La limite admise par tous est de ne pas redoubler et de ne pas se faire renvoyer de l’établissement au risque de « se faire tuer par les parents ». « Aller à l’école, c’est quand même sacrifier sa vie, alors on perturbe un peu, ça fait de l’animation, on met de l’ambiance, quoi ! », explique Marion sans complexe. Le groupe-classe est globalement d’accord sur les choix des professeurs que l’on peut chahuter ou pas et les élèves énoncent ensemble clairement certains critères sur lesquels s’appuient ces choix : on provoque l’enseignant qui punit injustement, ne s’adresse pas au bon responsable du désordre ou refuse de donner des explications quand on les demande. On respecte celui qui sait de quoi et à qui il parle, peut nommer les bons responsables de l’agitation et qui est sévère mais encourage ses élèves. S’il réunit ces qualités, on ira même jusqu’à lui pardonner d’être ennuyeux. Certains professeurs sont « intouchables » et une insulte ou une insolence à leur encontre sera formellement condamnée par le groupe. Avec d’autres tout est permis et à l’inverse l’expression d’un mouvement de sympathie pour l’enseignant ou un excès de zèle seront sévèrement réprimés par le groupe. Ces « règles » peuvent suivant les cas être celles de la classe dans son ensemble ou n’être partagées que par un sous-groupe : celui des élèves qui s’associent clairement dans l’art d’« ambiancer un peu les cours », pour reprendre ici une expression de Marion.
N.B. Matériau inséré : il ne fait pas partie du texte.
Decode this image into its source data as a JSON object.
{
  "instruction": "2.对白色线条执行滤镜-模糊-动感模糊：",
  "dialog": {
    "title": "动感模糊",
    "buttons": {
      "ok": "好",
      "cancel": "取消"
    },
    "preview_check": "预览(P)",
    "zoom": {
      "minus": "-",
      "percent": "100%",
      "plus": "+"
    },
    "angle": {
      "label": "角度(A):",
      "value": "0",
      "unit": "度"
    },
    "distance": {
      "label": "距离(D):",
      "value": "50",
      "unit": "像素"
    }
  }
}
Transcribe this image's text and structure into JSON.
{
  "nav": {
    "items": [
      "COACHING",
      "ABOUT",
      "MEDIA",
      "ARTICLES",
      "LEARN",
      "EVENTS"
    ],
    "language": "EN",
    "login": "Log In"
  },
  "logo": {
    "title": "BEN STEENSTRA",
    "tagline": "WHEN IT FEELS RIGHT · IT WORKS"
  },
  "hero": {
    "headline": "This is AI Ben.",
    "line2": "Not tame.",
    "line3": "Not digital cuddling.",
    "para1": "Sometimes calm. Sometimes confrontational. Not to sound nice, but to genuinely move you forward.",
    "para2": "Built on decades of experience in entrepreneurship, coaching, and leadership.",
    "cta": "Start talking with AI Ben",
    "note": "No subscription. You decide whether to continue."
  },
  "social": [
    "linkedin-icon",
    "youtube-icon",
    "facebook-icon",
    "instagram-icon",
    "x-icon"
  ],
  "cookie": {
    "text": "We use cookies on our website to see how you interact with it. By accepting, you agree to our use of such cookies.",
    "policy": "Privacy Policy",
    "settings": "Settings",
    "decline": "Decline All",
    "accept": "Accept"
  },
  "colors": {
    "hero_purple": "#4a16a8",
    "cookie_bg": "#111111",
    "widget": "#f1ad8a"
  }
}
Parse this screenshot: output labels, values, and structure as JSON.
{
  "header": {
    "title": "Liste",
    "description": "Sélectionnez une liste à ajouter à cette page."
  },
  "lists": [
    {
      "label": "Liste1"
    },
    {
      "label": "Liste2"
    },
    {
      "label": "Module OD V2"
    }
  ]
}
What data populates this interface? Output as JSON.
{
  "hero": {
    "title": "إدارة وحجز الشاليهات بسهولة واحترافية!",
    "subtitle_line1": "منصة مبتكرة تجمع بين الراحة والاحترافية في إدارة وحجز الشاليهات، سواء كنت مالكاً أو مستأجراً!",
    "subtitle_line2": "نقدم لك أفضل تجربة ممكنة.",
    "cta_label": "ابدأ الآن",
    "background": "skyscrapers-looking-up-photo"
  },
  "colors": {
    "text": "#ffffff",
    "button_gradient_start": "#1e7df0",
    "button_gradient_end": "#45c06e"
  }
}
Quand j’ai demandé aux élèves si le plus important pour eux était de s’intégrer au groupe-classe ou d’obtenir de bons résultats, Bruna m’a répondu, approuvée par ses camarades, que « le plus important, ce serait avancer en même temps que les autres ». Mais pour Marion, et finalement ses camarades présents aussi, il semblait que la question de l’intégration au groupe était finalement prioritaire : « Au début de l’année je regarde l’attitude des autres et je m’dis, soit je suis calme, soit je vais travailler, soit je peux rigoler. »
Les entretiens collectifs, en permettant à chacun de s’observer lui-même dans l’écoute du récit de l’autre a mis à jour l’interaction entre le groupe et la construction de figures et de postures d’élève. À la représentation que certains élèves seraient passifs à l’école, l’analyse permet d’opposer une activité scolaire constante en matière de développement et d’usages de tactiques permettant de s’approprier ou de résister à l’institution scolaire et à ses normes. Comme le rappelle Charlot, l’enfant adopte une position subjective qui détermine la façon dont il s’approprie son rôle d’élève : « En effet, la place objective, celle que l’on peut décrire de l’extérieur, peut être revendiquée, acceptée, refusée, ressentie comme insupportable. On peut également en occuper une autre dans sa tête et se comporter en référence à cette position imaginaire » (Charlot, 2005, p. 22). Le sentiment d’aliénation ou d’émancipation, construction subjective, ne peut donc être défini extérieurement sans risque de constituer une entrave à un accompagnement respectueux de l’orientation de l’élève. En effet, décider pour l’élève de ce qui est émancipateur ou ne l’est pas, en fonction de ses propres représentations, peut conduire à orienter plutôt qu’à accompagner l’orientation.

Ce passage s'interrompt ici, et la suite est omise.